In the UK we’re used to navigating around a pigeon or two hopping in the road, or maybe even a sheep if you’re out in the countryside, but I think being faced with a 20-foot-long anaconda would cause some serious panic.
With that in mind, I’d advise that maybe Brits shouldn’t drive through the jungle in Brazil, because it’s entirely possible that you might find yourself stopped by a snake spanning the entire width of the road. At least, that’s what happened to a group of veterinary students in São Paulo last month.
The group were travelling along a dirt road when they noticed the living roadblock slithering in front of them. They started filming the unusual scene, noticing the female anaconda wasn’t alone on her journey.
Check out the footage below:
At first the massive snake gets all the attention, but as the camera pans along the length of the snake’s body it’s revealed that there’s another snake wrapped around her further down. In fact, a number of the slithery creatures are following the giant anaconda, indicating she was the leader of a big, creepy group of snakes.

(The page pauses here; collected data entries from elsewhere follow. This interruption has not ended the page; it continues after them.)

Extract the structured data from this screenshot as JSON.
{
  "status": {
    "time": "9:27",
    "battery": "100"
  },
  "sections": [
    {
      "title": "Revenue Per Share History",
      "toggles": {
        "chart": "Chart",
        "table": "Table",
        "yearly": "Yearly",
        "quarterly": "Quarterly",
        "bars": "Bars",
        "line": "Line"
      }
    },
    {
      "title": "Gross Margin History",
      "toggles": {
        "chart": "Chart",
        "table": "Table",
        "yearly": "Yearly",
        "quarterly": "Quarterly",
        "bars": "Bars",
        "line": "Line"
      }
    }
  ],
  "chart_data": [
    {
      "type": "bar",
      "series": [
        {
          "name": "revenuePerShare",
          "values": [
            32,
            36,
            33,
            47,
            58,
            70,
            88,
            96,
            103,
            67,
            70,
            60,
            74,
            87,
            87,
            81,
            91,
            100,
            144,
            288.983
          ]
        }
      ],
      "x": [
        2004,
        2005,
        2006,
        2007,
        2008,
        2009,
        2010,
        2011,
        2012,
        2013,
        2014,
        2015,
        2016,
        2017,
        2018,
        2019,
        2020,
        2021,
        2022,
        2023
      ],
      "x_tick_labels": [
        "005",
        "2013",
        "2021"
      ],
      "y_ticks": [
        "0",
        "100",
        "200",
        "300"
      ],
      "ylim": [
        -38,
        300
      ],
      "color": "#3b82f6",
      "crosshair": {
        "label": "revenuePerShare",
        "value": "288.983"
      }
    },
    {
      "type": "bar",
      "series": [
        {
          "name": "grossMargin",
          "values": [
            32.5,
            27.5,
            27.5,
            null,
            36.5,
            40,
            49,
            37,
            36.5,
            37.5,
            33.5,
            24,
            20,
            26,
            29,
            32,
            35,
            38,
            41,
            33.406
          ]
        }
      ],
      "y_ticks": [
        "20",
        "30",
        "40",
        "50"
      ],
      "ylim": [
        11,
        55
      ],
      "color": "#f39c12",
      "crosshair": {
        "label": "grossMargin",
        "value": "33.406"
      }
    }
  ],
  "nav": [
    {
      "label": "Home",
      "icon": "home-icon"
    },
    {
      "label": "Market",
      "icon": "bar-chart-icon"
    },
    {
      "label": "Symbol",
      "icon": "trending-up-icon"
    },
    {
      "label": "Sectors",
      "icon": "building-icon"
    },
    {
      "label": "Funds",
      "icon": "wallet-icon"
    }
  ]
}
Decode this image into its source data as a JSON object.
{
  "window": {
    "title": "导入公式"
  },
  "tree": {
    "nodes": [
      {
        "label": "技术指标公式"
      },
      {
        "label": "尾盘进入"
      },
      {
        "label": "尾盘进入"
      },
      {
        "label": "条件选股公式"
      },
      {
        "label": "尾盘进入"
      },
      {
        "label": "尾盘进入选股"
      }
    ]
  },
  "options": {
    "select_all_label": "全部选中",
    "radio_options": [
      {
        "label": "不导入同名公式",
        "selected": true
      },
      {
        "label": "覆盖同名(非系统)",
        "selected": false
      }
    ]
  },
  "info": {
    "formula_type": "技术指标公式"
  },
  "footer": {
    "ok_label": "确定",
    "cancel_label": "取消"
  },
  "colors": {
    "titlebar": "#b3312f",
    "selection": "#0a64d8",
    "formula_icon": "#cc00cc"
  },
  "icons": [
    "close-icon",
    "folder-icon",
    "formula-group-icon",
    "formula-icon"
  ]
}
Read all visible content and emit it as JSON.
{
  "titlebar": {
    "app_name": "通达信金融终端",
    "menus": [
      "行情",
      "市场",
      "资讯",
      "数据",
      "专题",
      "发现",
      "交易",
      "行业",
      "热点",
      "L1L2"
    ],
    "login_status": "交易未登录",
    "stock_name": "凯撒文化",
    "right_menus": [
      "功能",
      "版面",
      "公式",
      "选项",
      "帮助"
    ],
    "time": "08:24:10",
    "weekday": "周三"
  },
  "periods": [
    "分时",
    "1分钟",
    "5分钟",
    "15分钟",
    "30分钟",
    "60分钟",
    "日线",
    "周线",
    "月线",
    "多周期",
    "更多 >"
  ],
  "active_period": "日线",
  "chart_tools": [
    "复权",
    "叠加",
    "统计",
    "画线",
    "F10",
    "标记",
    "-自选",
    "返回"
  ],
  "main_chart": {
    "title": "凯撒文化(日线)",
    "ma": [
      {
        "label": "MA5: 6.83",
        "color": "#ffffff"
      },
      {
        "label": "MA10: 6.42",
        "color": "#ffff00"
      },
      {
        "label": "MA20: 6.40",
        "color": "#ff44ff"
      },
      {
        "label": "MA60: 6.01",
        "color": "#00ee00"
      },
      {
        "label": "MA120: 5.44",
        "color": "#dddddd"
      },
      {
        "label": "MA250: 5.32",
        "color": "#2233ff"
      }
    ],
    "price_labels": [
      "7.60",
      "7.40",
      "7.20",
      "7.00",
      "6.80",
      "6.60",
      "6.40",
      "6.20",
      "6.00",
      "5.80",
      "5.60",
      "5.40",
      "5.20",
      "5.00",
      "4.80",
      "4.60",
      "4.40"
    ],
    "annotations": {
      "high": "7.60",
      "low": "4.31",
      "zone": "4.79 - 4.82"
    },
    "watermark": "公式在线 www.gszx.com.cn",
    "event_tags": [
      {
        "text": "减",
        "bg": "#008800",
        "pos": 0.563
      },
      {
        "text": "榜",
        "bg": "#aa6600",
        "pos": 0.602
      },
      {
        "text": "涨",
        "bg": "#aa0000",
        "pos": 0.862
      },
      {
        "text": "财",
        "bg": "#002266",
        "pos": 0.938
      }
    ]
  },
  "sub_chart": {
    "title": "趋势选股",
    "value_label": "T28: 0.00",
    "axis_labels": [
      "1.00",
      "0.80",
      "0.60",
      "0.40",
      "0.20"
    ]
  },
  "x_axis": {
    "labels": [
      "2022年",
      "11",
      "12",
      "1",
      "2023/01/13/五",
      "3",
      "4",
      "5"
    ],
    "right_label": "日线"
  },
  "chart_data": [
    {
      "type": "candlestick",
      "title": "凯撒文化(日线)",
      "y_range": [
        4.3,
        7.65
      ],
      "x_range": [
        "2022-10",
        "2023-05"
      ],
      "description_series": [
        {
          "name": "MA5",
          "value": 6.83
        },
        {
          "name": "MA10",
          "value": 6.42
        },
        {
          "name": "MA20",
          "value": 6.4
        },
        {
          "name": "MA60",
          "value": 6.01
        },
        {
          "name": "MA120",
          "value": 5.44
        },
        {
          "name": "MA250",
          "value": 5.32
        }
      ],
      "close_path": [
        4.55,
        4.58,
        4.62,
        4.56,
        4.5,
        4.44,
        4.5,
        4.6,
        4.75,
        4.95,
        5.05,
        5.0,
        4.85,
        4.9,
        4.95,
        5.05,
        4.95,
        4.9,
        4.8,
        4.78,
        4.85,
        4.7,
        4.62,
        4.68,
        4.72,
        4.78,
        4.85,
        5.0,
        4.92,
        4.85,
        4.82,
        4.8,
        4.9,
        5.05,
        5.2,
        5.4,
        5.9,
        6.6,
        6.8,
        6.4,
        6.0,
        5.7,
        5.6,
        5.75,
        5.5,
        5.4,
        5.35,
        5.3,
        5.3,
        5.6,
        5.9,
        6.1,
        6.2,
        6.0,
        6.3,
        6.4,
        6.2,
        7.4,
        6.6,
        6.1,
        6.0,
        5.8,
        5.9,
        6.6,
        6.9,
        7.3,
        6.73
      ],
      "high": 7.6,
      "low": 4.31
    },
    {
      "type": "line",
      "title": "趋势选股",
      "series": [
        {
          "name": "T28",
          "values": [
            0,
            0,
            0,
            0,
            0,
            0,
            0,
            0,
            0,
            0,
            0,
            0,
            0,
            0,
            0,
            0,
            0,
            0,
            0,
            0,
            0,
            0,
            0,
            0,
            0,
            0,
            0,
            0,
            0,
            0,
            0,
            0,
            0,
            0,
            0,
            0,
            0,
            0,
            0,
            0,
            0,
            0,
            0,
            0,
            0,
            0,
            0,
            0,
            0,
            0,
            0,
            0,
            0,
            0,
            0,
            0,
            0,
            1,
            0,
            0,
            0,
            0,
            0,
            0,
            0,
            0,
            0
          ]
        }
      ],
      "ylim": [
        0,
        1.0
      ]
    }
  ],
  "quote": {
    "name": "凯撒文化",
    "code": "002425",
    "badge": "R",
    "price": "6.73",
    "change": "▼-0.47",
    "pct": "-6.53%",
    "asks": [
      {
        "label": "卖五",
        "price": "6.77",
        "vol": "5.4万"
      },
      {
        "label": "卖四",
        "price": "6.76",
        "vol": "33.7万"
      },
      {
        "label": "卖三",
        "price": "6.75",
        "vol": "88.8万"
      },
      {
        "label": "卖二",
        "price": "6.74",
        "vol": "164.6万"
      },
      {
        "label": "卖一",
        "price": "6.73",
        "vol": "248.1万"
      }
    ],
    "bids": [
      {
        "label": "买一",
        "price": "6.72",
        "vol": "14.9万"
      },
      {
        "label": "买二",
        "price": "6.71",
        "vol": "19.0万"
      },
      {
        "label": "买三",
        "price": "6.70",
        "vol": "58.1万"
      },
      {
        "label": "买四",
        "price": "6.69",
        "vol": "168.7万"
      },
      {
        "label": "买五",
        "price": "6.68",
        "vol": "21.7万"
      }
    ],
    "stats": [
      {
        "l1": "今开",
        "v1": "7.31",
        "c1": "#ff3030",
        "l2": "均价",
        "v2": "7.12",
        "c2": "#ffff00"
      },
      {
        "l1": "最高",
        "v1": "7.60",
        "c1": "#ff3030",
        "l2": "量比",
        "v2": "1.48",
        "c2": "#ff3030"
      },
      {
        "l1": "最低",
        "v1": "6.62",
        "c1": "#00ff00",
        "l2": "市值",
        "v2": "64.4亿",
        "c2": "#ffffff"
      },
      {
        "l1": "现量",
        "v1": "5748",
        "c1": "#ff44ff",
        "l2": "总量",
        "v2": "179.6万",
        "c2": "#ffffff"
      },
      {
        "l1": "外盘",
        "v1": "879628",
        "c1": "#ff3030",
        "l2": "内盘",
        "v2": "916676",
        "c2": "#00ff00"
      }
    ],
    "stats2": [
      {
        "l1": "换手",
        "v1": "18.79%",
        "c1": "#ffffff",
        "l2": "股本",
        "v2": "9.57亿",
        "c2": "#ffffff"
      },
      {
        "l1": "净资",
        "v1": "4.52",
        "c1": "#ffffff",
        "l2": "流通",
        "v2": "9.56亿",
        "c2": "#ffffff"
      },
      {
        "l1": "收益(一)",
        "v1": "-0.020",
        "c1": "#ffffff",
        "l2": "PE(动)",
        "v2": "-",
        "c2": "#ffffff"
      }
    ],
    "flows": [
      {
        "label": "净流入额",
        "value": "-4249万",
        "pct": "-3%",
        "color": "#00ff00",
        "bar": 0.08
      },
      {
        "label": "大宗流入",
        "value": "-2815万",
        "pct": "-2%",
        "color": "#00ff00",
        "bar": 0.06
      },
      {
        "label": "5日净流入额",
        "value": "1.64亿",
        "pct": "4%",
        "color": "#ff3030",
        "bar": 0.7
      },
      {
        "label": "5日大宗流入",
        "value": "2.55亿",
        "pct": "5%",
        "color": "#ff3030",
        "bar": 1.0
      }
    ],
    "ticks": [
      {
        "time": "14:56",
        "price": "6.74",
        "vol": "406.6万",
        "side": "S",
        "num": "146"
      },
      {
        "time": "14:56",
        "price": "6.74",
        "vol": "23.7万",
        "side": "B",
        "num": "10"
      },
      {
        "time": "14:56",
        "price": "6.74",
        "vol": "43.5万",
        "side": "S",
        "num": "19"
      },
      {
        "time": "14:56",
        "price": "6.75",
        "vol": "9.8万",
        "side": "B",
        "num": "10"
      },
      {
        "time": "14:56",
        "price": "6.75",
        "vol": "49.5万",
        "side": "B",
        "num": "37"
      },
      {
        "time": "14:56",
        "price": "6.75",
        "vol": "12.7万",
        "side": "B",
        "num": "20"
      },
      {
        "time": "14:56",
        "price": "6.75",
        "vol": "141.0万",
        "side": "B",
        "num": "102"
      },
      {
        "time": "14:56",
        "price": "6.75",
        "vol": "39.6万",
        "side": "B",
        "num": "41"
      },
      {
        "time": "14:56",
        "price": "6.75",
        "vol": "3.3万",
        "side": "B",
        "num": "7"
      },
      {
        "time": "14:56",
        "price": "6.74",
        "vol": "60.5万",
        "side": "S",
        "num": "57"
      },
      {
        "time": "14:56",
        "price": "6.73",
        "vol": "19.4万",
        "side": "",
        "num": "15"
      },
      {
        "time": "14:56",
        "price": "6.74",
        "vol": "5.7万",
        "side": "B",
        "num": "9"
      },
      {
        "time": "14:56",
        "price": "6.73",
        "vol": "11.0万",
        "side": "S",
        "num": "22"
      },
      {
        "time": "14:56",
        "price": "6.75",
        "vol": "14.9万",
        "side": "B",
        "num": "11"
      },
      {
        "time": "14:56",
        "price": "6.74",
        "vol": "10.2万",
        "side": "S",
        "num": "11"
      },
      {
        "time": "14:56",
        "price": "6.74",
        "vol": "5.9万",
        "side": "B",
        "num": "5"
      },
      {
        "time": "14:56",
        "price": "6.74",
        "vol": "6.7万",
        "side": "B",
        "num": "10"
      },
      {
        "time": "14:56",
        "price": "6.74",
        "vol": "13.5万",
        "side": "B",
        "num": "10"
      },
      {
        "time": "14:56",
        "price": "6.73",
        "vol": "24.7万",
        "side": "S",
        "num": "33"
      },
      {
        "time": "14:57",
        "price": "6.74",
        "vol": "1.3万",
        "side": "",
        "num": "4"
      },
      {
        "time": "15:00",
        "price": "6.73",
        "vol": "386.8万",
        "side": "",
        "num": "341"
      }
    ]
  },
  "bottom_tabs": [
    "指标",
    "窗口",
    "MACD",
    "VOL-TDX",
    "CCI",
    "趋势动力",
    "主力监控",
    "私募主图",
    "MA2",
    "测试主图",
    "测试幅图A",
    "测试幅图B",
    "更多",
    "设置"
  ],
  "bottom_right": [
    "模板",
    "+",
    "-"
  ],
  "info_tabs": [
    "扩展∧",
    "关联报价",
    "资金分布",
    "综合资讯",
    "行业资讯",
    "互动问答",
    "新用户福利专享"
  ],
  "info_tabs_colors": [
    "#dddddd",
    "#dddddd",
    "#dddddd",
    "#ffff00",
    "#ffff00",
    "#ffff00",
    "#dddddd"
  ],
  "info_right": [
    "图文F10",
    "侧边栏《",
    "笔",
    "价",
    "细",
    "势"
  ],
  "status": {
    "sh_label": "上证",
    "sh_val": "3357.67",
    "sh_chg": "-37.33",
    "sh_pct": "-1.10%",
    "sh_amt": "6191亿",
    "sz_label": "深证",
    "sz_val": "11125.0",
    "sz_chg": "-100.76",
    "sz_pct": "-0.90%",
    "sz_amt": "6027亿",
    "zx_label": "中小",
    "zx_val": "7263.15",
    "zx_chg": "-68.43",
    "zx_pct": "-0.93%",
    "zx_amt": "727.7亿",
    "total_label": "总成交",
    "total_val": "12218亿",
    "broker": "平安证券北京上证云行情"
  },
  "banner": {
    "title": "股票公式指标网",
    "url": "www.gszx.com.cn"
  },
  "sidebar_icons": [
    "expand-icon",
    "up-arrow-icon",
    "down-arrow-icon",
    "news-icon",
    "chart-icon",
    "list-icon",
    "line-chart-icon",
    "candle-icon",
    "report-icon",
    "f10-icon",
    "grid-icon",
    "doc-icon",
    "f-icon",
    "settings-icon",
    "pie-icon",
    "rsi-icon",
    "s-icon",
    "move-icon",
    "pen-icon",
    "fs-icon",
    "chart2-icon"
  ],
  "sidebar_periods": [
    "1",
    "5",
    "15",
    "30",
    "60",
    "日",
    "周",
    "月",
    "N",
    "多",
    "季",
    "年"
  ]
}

The huge reptile was filmed making her way out of the road and disappearing into some water on the other side, with her followers in her wake.
Antônio Stábile dos Santos, one of the students who witnessed the chilling scene, estimated the female snake to be about 20-feet long.
Speaking to G1, he said the anaconda was being pursued by about five other snakes, which are thought to have been males attempting to capture her attention for mating.
She is very fast. She started to cross quickly because she was startled.
The males were very small in size in comparison to the giant female, and at first Antônio wondered whether they were her children. However, biologist Willianilson Pessoa said that likely wasn’t the case because snakes aren’t typically known to provide parental care for their young.
Pesso told G1 that female anacondas are larger than males because they feed on larger prey, and also because they give birth to dozens of young. He also noted that females release a hormone in the environment that causes males to start following them, which may have been the case in this situation.
Anacondas aren’t venomous, but experts advise to observe from a safe distance if you come across one. After seeing the size of the snake in this video, though, I can’t imagine anyone other than the male reptiles rushing to get close to her.